Si vous n’avez pas lu la chronique du premier tome, il est temps de le faire maintenant. Je ne dirai ici rien susceptible de vous gâcher la découverte mais je vais vous parler de la manière dont fonctionne ce livre, ainsi que je le comprends. Le premier tome était la mise en place du monde et des antagonismes qui permettent au roman de fonctionner.  Il était érudit et drôle, et superbement servi par la traduction remarquable de Jacques Collin.

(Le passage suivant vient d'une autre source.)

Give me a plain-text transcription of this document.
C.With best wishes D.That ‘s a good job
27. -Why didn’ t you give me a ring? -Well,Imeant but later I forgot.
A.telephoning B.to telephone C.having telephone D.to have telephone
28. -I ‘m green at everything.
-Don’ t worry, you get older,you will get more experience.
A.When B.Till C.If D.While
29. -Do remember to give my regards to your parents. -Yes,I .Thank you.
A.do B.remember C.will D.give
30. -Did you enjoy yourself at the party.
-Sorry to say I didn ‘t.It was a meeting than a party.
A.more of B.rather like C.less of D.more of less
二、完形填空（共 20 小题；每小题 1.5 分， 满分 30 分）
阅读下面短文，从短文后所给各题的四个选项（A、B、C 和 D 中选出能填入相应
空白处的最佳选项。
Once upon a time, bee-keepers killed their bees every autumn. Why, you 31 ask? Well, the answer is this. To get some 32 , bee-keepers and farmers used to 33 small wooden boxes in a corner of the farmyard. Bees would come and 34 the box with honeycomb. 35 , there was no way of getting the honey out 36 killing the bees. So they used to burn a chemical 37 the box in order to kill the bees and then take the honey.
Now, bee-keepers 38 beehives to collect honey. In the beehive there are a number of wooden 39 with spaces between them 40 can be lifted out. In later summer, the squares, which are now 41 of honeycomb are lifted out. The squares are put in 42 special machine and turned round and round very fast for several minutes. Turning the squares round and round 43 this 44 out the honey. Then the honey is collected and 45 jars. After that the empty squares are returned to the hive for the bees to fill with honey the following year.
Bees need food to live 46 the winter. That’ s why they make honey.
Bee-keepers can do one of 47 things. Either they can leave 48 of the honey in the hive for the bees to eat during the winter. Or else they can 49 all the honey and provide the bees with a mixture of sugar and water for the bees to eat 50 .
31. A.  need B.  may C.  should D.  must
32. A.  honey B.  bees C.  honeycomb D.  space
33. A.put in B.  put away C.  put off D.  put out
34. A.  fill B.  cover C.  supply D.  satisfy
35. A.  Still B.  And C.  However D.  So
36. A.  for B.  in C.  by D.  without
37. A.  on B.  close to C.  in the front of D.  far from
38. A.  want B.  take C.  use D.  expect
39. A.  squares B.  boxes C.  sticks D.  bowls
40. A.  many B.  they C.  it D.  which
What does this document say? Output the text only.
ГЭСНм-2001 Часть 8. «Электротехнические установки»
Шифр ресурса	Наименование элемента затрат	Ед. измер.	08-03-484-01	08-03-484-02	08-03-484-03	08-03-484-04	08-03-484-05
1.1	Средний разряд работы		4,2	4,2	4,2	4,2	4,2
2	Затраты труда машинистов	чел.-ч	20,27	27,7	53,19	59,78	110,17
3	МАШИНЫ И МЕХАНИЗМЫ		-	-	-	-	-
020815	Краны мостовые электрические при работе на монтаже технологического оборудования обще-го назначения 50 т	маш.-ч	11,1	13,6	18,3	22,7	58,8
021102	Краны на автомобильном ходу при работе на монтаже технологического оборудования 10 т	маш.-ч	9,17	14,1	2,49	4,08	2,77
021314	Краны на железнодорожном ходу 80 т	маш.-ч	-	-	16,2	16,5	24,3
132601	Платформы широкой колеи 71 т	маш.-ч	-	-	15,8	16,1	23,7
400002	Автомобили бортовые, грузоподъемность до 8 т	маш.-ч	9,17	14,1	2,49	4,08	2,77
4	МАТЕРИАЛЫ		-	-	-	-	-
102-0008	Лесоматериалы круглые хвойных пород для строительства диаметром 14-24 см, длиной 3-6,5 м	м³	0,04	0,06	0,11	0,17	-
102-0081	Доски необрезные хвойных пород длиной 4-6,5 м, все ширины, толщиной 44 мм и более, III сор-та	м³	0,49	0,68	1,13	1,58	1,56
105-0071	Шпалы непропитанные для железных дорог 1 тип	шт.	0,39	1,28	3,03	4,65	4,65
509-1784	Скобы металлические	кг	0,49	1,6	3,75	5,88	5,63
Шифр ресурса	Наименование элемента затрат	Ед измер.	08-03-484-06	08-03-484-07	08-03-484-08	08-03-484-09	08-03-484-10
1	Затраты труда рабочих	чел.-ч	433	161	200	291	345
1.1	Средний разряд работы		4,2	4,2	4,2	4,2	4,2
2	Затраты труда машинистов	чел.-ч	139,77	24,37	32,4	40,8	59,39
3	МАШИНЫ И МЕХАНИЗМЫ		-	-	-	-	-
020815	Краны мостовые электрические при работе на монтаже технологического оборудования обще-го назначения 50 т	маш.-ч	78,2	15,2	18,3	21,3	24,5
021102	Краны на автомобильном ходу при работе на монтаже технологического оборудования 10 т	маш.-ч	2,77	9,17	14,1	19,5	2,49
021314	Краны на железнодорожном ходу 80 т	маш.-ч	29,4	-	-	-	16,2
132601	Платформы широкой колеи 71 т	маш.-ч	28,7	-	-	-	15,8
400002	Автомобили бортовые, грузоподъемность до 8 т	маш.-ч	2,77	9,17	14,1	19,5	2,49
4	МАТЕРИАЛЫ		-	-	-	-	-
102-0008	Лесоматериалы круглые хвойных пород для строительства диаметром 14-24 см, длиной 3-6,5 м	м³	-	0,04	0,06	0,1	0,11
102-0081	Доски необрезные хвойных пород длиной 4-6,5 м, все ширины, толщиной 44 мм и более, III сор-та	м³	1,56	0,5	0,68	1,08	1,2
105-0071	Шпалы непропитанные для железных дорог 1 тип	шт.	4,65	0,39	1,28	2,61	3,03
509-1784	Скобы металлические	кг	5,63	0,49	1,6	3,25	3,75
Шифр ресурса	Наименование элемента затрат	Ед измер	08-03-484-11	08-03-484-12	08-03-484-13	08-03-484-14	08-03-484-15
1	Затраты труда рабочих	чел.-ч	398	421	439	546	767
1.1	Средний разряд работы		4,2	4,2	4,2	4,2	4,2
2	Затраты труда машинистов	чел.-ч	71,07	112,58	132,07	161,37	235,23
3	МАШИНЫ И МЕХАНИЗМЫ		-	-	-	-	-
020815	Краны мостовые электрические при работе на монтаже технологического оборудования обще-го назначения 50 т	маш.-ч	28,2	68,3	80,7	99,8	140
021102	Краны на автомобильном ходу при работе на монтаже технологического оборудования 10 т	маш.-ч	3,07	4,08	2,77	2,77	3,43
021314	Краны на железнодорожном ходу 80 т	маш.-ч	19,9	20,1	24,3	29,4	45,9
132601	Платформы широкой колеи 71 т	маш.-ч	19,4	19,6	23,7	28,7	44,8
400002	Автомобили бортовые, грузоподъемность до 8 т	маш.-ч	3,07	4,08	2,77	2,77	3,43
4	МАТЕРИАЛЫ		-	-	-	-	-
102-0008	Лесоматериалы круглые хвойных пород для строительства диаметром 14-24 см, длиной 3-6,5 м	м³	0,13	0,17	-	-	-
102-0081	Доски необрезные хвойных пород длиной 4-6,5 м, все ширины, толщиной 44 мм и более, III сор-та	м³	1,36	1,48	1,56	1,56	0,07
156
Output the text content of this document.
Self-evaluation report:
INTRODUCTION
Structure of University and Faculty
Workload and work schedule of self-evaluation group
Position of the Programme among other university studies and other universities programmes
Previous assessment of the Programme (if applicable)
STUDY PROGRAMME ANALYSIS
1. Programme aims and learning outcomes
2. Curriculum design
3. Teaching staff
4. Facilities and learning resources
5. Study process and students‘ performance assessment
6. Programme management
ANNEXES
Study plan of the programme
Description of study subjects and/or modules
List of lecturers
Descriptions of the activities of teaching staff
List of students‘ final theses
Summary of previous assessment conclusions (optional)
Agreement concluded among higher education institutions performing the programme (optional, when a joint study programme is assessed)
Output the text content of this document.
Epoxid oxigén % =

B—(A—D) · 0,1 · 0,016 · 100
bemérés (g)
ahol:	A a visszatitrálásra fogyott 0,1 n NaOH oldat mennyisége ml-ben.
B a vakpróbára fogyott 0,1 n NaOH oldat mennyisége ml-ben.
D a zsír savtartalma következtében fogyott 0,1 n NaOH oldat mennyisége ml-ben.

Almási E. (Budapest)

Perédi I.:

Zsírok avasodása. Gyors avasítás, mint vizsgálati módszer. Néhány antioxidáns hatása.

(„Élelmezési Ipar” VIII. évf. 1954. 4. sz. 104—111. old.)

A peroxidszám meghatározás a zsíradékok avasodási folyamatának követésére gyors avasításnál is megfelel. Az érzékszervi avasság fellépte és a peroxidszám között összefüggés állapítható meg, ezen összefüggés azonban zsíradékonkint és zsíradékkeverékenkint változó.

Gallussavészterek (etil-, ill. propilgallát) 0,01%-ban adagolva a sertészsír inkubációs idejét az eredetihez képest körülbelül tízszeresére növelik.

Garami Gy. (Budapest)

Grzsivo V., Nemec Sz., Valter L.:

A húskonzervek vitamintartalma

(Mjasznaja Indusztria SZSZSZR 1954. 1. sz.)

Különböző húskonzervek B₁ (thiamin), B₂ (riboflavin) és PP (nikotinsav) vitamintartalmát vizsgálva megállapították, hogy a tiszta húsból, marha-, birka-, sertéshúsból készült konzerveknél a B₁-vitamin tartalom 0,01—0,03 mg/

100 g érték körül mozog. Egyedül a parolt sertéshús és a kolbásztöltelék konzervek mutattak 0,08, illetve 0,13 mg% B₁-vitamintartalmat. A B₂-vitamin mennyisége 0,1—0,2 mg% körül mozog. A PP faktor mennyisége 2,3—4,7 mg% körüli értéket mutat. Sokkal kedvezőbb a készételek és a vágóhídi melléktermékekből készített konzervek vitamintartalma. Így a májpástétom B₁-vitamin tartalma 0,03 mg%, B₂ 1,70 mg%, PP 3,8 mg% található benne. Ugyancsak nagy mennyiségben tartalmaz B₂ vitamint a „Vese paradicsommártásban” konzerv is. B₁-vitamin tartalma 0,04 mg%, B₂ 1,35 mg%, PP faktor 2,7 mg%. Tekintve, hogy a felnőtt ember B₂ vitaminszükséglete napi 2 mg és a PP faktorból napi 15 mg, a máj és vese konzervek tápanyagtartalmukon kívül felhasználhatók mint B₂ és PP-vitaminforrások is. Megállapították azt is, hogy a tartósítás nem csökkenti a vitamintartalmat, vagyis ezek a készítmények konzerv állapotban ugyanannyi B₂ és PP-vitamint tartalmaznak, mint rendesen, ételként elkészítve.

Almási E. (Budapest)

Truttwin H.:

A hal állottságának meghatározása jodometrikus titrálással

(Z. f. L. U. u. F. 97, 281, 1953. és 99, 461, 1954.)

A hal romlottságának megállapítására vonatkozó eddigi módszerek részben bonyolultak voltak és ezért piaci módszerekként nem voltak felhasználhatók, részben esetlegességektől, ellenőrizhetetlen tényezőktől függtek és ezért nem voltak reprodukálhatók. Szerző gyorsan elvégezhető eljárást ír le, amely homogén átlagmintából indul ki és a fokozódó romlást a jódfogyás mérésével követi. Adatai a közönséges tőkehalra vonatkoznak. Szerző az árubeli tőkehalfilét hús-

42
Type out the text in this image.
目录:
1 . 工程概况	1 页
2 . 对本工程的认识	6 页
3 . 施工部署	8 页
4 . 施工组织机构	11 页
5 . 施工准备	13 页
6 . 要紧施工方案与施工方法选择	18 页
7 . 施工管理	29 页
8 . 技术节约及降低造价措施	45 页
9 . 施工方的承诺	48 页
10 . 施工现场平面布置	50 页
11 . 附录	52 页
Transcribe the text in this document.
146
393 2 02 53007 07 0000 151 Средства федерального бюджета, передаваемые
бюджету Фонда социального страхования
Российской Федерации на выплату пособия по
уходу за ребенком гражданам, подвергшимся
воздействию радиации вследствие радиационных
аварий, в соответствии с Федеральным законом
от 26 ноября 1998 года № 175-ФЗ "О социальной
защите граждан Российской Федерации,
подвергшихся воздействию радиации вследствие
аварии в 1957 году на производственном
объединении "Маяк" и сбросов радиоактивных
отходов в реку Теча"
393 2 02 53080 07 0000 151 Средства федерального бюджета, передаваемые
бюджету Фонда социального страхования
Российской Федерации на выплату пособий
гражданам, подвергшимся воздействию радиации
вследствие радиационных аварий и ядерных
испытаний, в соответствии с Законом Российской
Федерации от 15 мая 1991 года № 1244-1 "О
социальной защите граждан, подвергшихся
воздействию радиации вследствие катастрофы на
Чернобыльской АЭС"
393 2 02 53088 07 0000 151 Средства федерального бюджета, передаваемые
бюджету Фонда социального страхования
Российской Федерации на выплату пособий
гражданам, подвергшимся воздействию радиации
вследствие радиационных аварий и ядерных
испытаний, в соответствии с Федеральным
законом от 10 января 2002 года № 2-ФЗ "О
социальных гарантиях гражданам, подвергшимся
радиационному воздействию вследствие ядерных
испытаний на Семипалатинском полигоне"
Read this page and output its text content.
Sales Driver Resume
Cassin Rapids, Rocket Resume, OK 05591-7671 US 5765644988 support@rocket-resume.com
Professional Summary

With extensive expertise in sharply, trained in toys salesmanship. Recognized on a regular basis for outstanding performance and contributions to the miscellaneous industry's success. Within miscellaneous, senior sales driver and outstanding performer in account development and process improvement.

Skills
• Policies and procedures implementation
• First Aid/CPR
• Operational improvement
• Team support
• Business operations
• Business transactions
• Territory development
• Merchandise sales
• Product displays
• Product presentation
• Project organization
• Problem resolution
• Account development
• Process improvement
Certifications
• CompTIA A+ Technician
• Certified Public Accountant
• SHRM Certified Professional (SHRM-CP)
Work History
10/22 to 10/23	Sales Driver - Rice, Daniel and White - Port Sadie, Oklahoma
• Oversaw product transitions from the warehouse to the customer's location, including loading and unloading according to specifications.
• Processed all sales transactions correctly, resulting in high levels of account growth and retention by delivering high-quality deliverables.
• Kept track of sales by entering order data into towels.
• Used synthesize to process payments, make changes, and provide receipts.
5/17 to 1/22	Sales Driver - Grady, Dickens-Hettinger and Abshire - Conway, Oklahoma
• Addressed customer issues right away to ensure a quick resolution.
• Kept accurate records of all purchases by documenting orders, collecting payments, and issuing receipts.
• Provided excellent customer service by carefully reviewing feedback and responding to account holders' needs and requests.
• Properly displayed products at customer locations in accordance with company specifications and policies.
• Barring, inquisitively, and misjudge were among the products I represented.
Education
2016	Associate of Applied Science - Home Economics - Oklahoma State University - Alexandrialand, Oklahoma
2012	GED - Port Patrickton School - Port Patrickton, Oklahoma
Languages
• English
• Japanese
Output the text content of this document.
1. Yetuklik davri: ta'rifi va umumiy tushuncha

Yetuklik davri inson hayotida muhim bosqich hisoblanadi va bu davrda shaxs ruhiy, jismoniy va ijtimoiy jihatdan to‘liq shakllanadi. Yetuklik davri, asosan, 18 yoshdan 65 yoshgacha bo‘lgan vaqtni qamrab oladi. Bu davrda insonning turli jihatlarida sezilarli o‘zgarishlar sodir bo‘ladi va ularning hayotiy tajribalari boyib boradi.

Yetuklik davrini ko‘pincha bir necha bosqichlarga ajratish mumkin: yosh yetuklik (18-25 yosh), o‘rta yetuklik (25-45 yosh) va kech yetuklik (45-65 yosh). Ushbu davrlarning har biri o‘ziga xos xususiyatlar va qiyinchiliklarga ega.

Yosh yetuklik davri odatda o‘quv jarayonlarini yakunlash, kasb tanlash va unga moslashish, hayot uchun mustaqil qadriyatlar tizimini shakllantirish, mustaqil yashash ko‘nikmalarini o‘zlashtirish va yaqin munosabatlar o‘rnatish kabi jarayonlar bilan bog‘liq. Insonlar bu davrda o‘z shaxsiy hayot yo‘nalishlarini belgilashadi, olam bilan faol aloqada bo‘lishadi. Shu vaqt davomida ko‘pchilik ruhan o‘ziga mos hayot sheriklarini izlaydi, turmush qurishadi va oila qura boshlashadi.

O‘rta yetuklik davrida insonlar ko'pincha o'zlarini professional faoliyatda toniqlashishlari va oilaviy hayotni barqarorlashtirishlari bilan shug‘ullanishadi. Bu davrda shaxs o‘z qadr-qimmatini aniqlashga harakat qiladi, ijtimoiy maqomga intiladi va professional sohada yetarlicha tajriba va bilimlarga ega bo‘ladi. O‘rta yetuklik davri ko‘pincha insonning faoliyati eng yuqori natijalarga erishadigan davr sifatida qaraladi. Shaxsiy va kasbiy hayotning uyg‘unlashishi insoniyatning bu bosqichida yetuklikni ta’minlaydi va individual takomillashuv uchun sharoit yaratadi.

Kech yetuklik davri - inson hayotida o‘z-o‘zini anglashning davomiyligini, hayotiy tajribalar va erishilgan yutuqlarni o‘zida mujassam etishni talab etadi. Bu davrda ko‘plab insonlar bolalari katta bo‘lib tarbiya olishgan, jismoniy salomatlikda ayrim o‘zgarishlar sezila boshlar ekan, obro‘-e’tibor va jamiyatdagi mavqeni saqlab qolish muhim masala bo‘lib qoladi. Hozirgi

Ces qualités se retrouvent dans le tome 2, mais nous accédons maintenant au cœur du roman,  à ses couches internes, au nucléus. Sachez donc que ce tome est riche en événements, et nous continuons à suivre les aventures du narrateur fraa Erasmas à la recherche de son maître fraa Orolo qui s’est fait anathymisé dans le premier tome, alors que plane au-dessus des têtes un « problème hors contexte ».  En hommage à Descartes, je vais diviser ce deuxième tome en trois grands mouvements.

L’observation

Dans la première partie, fraa Erasmas et ses amis retrouvent Orolo, qui  n’est plus fraa, au temple d’Orithéna sur l’île volcanique d’Ecba. Là les choses s’accélèrent brutalement. Un événement inattendu, un contact, va donner aux protagonistes l’occasion d’entrer dans une phase d’observation, au sens scientifique du terme, qui va permettre de mieux comprendre ce fameux problème qui plane au-dessus du monde d’Arbre et dont je ne dis rien. Neal Stephenson n’est pas avare en révélations, et de nombreuses réponses sur sa nature et son origine sont fournies, et autant de nouvelles questions. Avant que l’île ne soit  évacuée dans des conditions pour le moins rocambolesques, Orolo aura le temps d’orienter Erasmas vers une théorique de la polycosmie, c’est-à-dire ni plus ni moins que la théorie des multivers décrite par Hugh Everett dans les années 50 dans notre cosmos, et par fraa Paphalgon dans le cosmos d’Arbre.

La théorie

Dans cette deuxième partie, les mondes mathiques et séculiers vont se retrouver dans un nouveau convoxe où ils vont devoir s’entendre pour contextualiser le problème. Les discussions entre Orolo et Erasmas ont permis de lancer des pistes. Un petit groupe de penseurs, issus de diverses obédiences, va se réunir en cénacle afin d’aplanir les différences philosophiques et tenter d’aboutir à une compréhension théorique commune de la polycosmie, des cosmos multiples. Là, il va falloir s’accrocher, cher lecteur, car Neal Stephenson nous sert des pages et des pages de discussions philosophiques et scientifiques qui dépassent en complexité les plus ardues du premier tome. Cette partie du livre est la plus difficile, mais elle est aussi la plus essentielle. Stephenson s’ingénie en apparence à brouiller les pistes, mais il maîtrise le rythme, joue le maître des horloges, et livre les outils pour trouver son chemin à travers ce labyrinthe. Si je peux vous donner un conseil pour appréhender les discussions du cénacle, c’est de laisser couler. Lisez avec un pas de recul. Alors vous saisirez l’humour, mais aussi la subtilité et la profondeur du machin. Vous verrez le moment où Stephenson glisse de l’ironie au génie.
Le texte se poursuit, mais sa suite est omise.